Era el milagro de la construcción. El gozo de políticos y especuladores.
Sin embargo, de milagro no tenía nada.



El “neto” de esta operación para los españoles ha sido que hemos gastado una buena parte de nuestros ahorros, presentes y futuros, en construir viviendas que se van a quedar vacías. En lugar de crear empleo estable, se creó un empleo temporal precario, pagado hipotecando nuestro futuro. Se puso un parche a la economía nacional para ir tirando unos años más, hasta que... se acabaran los ahorros, hasta que se agotara el crédito de los españoles.
Y el crédito, tarde o temprano, tenía que agotarse. Y se ha agotado. Ya no hay para más hipotecas, y no se puede seguir construyendo viviendas que no se van a poder vender. Así, los empleos de la construcción, lógicamente, desaparecen. Volvemos a la situación del 93, pero con un nivel de endeudamiento mucho mayor y, por tanto, con menos capacidad para afrontar la crisis. Y con una parte de la actividad económica perdida, con sus correspondientes puestos de trabajo: la que hubiéramos activado con nuestros ingresos en el futuro, los cuales ya hemos despilfarrado. A cambio, tenemos viviendas vacías. Gran inversión.

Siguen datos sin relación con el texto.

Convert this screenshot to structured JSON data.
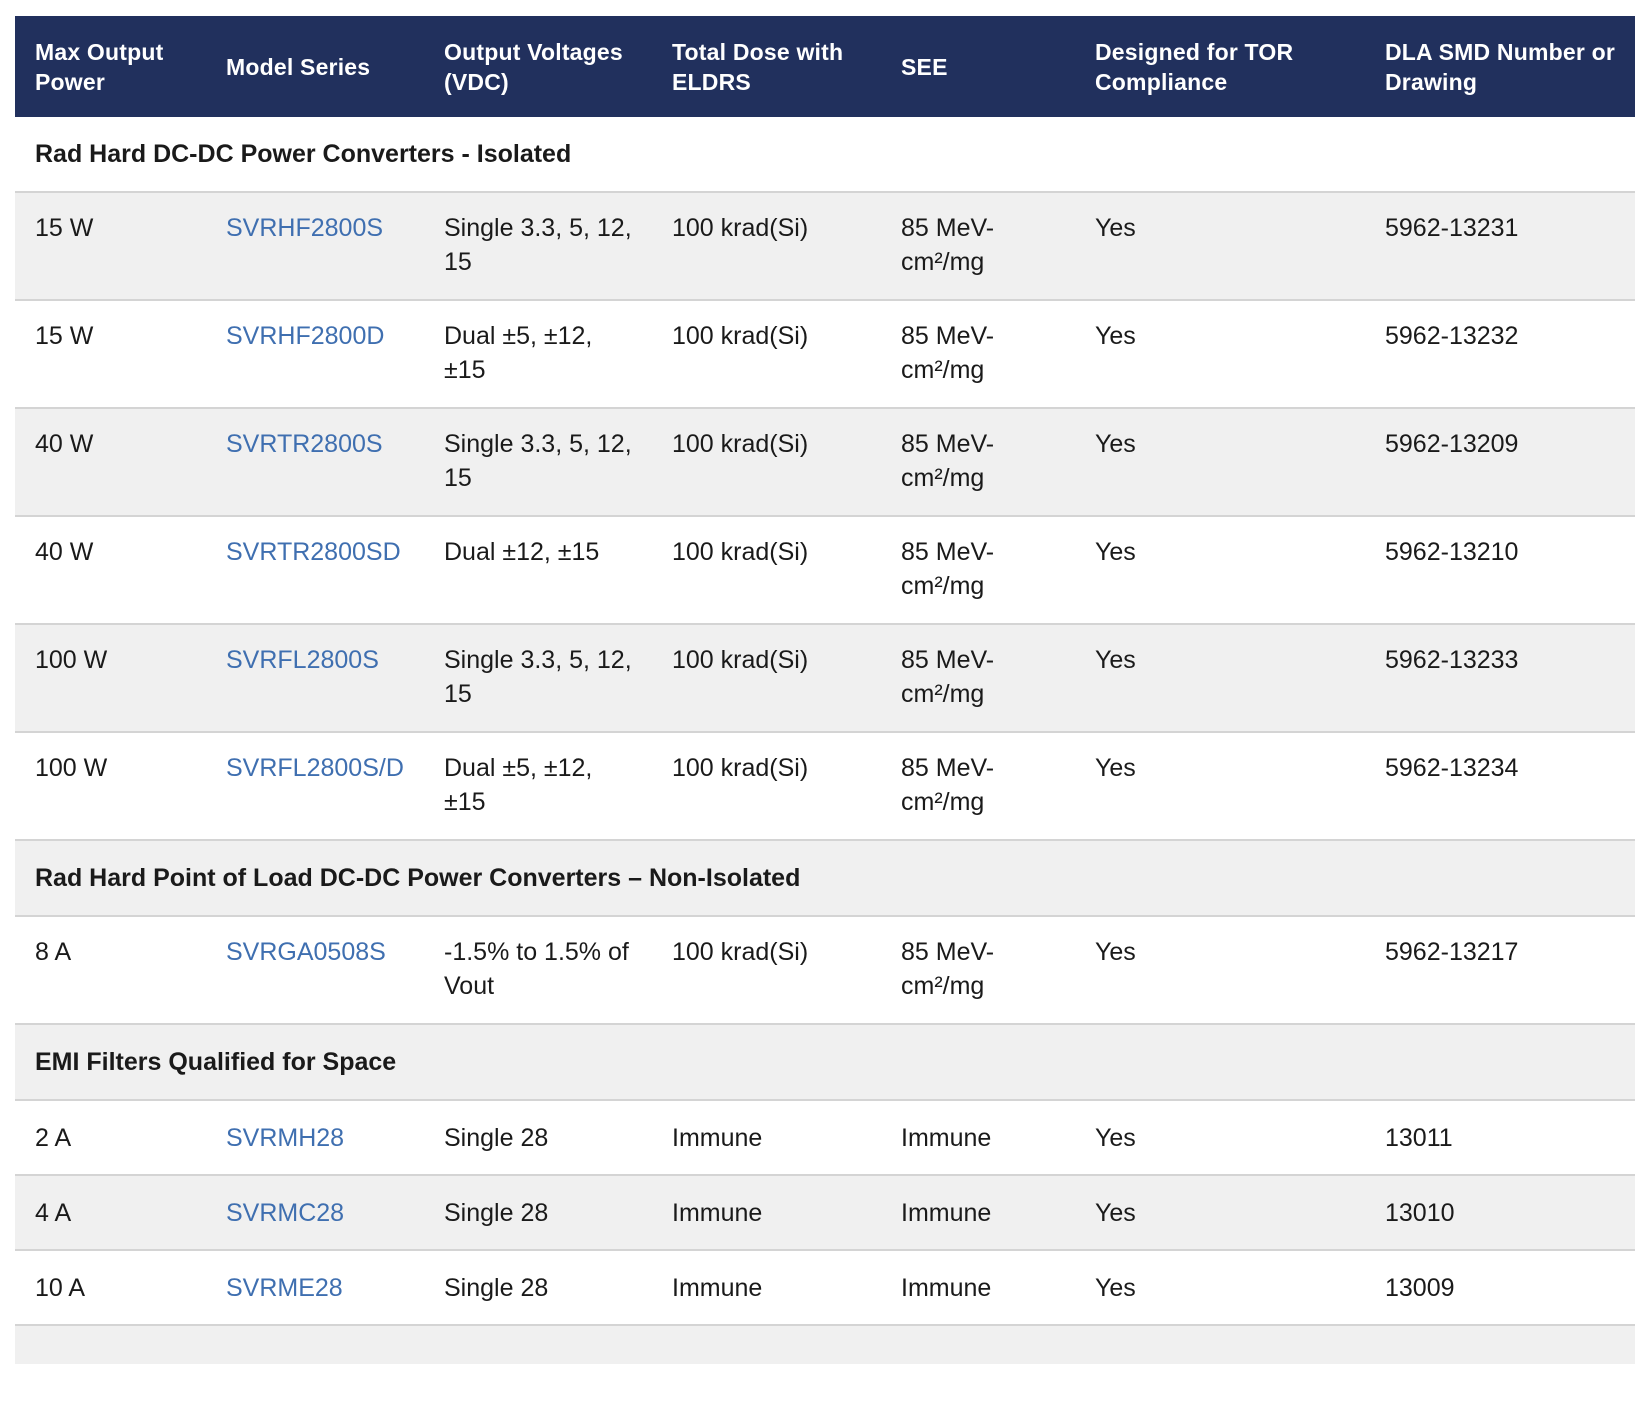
{
  "headers": [
    "Max Output Power",
    "Model Series",
    "Output Voltages (VDC)",
    "Total Dose with ELDRS",
    "SEE",
    "Designed for TOR Compliance",
    "DLA SMD Number or Drawing"
  ],
  "sections": [
    {
      "title": "Rad Hard DC-DC Power Converters - Isolated",
      "rows": [
        {
          "power": "15 W",
          "model": "SVRHF2800S",
          "voltages": "Single 3.3, 5, 12, 15",
          "dose": "100 krad(Si)",
          "see": "85 MeV-cm²/mg",
          "tor": "Yes",
          "dla": "5962-13231"
        },
        {
          "power": "15 W",
          "model": "SVRHF2800D",
          "voltages": "Dual ±5, ±12, ±15",
          "dose": "100 krad(Si)",
          "see": "85 MeV-cm²/mg",
          "tor": "Yes",
          "dla": "5962-13232"
        },
        {
          "power": "40 W",
          "model": "SVRTR2800S",
          "voltages": "Single 3.3, 5, 12, 15",
          "dose": "100 krad(Si)",
          "see": "85 MeV-cm²/mg",
          "tor": "Yes",
          "dla": "5962-13209"
        },
        {
          "power": "40 W",
          "model": "SVRTR2800SD",
          "voltages": "Dual ±12, ±15",
          "dose": "100 krad(Si)",
          "see": "85 MeV-cm²/mg",
          "tor": "Yes",
          "dla": "5962-13210"
        },
        {
          "power": "100 W",
          "model": "SVRFL2800S",
          "voltages": "Single 3.3, 5, 12, 15",
          "dose": "100 krad(Si)",
          "see": "85 MeV-cm²/mg",
          "tor": "Yes",
          "dla": "5962-13233"
        },
        {
          "power": "100 W",
          "model": "SVRFL2800S/D",
          "voltages": "Dual ±5, ±12, ±15",
          "dose": "100 krad(Si)",
          "see": "85 MeV-cm²/mg",
          "tor": "Yes",
          "dla": "5962-13234"
        }
      ]
    },
    {
      "title": "Rad Hard Point of Load DC-DC Power Converters – Non-Isolated",
      "rows": [
        {
          "power": "8 A",
          "model": "SVRGA0508S",
          "voltages": "-1.5% to 1.5% of Vout",
          "dose": "100 krad(Si)",
          "see": "85 MeV-cm²/mg",
          "tor": "Yes",
          "dla": "5962-13217"
        }
      ]
    },
    {
      "title": "EMI Filters Qualified for Space",
      "rows": [
        {
          "power": "2 A",
          "model": "SVRMH28",
          "voltages": "Single 28",
          "dose": "Immune",
          "see": "Immune",
          "tor": "Yes",
          "dla": "13011"
        },
        {
          "power": "4 A",
          "model": "SVRMC28",
          "voltages": "Single 28",
          "dose": "Immune",
          "see": "Immune",
          "tor": "Yes",
          "dla": "13010"
        },
        {
          "power": "10 A",
          "model": "SVRME28",
          "voltages": "Single 28",
          "dose": "Immune",
          "see": "Immune",
          "tor": "Yes",
          "dla": "13009"
        }
      ]
    }
  ],
  "colors": {
    "header_bg": "#21305d",
    "link": "#3f6fb0",
    "stripe": "#f0f0f0"
  }
}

Y ahí está el origen de la crisis. No en Bush, sino en nuestros políticos, los cuales son los que han permitido y alentado esta orgía inmobiliaria, entre otras acciones de similar calado. En lugar de políticas económicas beneficiosas, también a largo plazo, para los españoles, sólo nos han aportado una política cortoplacista de “pan para hoy y hambre para mañana”. Un “mañana” que ya está llegando.
El petróleo (o Bush), tal vez hayan influido algo, sí, adelantando el momento en el que nuestra burbuja económica iba a reventar. Pero iba a hacerlo de todas formas. Y es que 30 años de gestión económica de un estado por parte de un hatajo de, en el mejor de los casos, incompetentes, tarde o temprano tenían que dar el fruto correspondiente.

Para terminar, la solución: según el ministro Sebastián, hay que reducir el consumo de energía un 10% y comprar menos barriles de petróleo. Es decir, traducido al cristiano, apretarse el cinturón. Ah, y también hay que quitarse la corbata en verano.
Por mi parte, conocida la causa de la crisis, sugeriría otra medida adicional, a ejecutar por los ciudadanos: cambiar de políticos.